Two weeks later, he made his LCS debut.

“I actually felt like it was just like Scouting Grounds,” Soligo said of the moment he stepped on the LCS stage as a pro player for the first time. “It was just another day.”

“My initial goal was just to win academy spring and hopefully be ready by LCS summer and just go from there,” Soligo said. He laughed and shrugged. “Things definitely did not turn out how I expected them to happen, and yeah.”

Team Liquid’s 2018 spring title and dominion over the summer split has had a curious side effect of erasing the fact that it was 100 Thieves who took the top spot in the regular season of 2018 NA LCS Spring. That summer, they finished third with top laner Kim “Ssumday” Chan-ho firmly in the discussion for summer MVP. That roster was already good. After a disastrous worlds 2018 appearance, swaps of mid laner Huhi and AD Carry Bae “Bang” Jun-sik for Yoo “Ryu” Sang-wook and Cody “Cody Sun” Sun, respectively, were both perceived upgrades. This was a roster that was to surpass what the 2018 Thieves had accomplished and make the bad taste from the worlds appearance disappear.

On paper, this was an even better roster.

In practice, it has been significantly worse.

After another 0-2 week, playoffs are still possible but seem like a distant dream for a 4-10 team. With all remaining matchups against fellow bubble teams, the Thieves are still firmly in control of their own destiny. Yet, even when they’ve seemed in control, wins have slipped through their fingers. Between every match, intense media and community scrutiny appeared ranging from valid critiques of their poor performances to personal attacks and presumptions about the team environment. No NA team has been under this intense of a microscope since the 2016 NA LCS Spring days of Bora “YellOwStaR” Kim on Team SoloMid.

“The team environment when I came in was definitely very serious, but I’d say I was pretty surprised with how scrims were going because the difference between their stage performance and scrim performance is massive,” Soligo said. “They’re actually doing really well in scrims. So I figured that the main problem was how they translated it to stage.”

“I still think we could have taken more risks, but I think overall the performance was a lot better this week,” he added.

Soligo’s assessment of 100 Thieves’ scrims have been repeated by pro players from other LCS teams when opponents ask the inevitable: Why is a team with so many talented players on it performing so poorly?

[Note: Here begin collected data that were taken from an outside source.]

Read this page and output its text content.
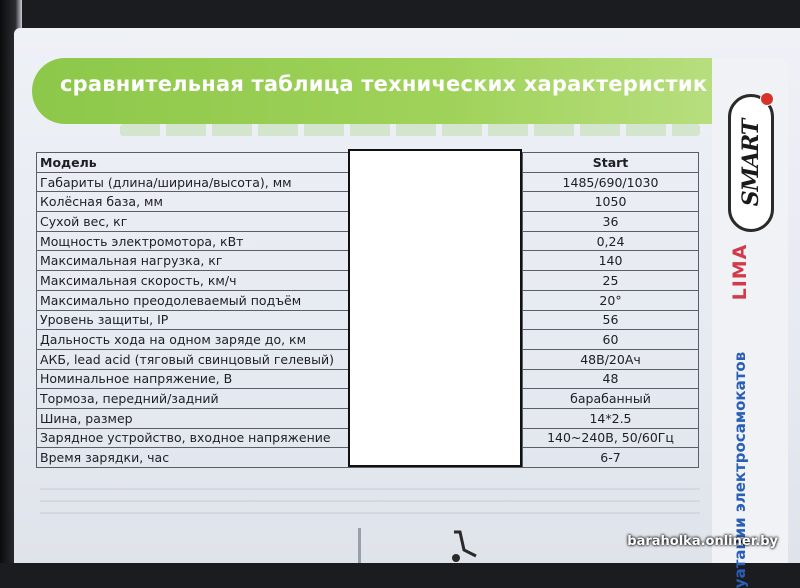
сравнительная таблица технических характеристик
Модель		Start
Габариты (длина/ширина/высота), мм		1485/690/1030
Колёсная база, мм		1050
Сухой вес, кг		36
Мощность электромотора, кВт		0,24
Максимальная нагрузка, кг		140
Максимальная скорость, км/ч		25
Максимально преодолеваемый подъём		20°
Уровень защиты, IP		56
Дальность хода на одном заряде до, км		60
АКБ, lead acid (тяговый свинцовый гелевый)		48В/20Ач
Номинальное напряжение, В		48
Тормоза, передний/задний		барабанный
Шина, размер		14*2.5
Зарядное устройство, входное напряжение		140~240В, 50/60Гц
Время зарядки, час		6-7
SMART
LIMA
уатации электросамокатов
baraholka.onliner.by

This scrim-to-stage problem is repeated at least once a split. Last summer, it was Cloud9’s turn after initially benching Nicolaj “Jensen” Jensen, Zachary “Sneaky” Scuderi and Andy “Smoothie” Ta. North America as an LCS region has a risk-averse playstyle that frequently trends toward scaling 5-on-5 teamfighting. NA teams often struggle with bringing the decisiveness and aggressiveness shown in scrims to the LCS stage. This 100 Thieves team has yet to find a way around this particular hurdle.

“The team atmosphere is just the same as it always has been, even coming from last split,” 100T support Zaqueri “aphromoo” Black said. “We’re all pretty quiet in general. When we scrim or just hang out we’re pretty chill. When it comes to improvement and progression in game that’s where we can get a little slow I suppose. Maybe that’s a byproduct of how everybody is, we’re all pretty quiet. I think it’s not too different, having Soligo or Huhi on the team, team chemistry-wise.”

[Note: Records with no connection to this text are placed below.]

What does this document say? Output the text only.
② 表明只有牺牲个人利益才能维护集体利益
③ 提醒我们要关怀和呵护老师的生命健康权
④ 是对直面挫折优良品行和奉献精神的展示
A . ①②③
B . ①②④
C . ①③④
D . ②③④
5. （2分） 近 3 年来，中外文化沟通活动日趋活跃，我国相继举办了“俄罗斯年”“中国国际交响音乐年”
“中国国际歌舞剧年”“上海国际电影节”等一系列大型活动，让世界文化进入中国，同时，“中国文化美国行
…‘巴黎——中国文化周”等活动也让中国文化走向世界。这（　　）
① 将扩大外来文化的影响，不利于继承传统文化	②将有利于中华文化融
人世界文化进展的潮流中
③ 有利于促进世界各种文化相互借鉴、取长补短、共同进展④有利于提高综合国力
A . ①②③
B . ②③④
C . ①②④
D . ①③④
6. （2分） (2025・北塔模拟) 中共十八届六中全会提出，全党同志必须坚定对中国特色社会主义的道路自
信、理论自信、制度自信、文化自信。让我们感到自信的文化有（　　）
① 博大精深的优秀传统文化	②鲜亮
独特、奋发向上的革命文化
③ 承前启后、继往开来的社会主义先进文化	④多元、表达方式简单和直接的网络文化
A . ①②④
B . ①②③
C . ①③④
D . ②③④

“There’s definitely a huge shift in environment from academy to LCS,” Soligo said. “I think part of it is by circumstance with how the main team is performing right now. But in general, LCS is a lot more serious.”

“Going forward we have to win every single game to make playoffs,” aphromoo said. “I think I’m going to try to do a lot more focus on laning phase and getting Bang ahead, like today we got ahead of Sneaky, blew his flash a few times. I think we’re going to try that same style going forward. And then once we get to mid- and late game.”

He paused. In that moment, several teamfights from their close loss to Cloud9 likely ran through his head. He sighed.

“I’m just going to push myself to exhaustion to make sure that we’re all on the same page, doing the same plays, no matter what.”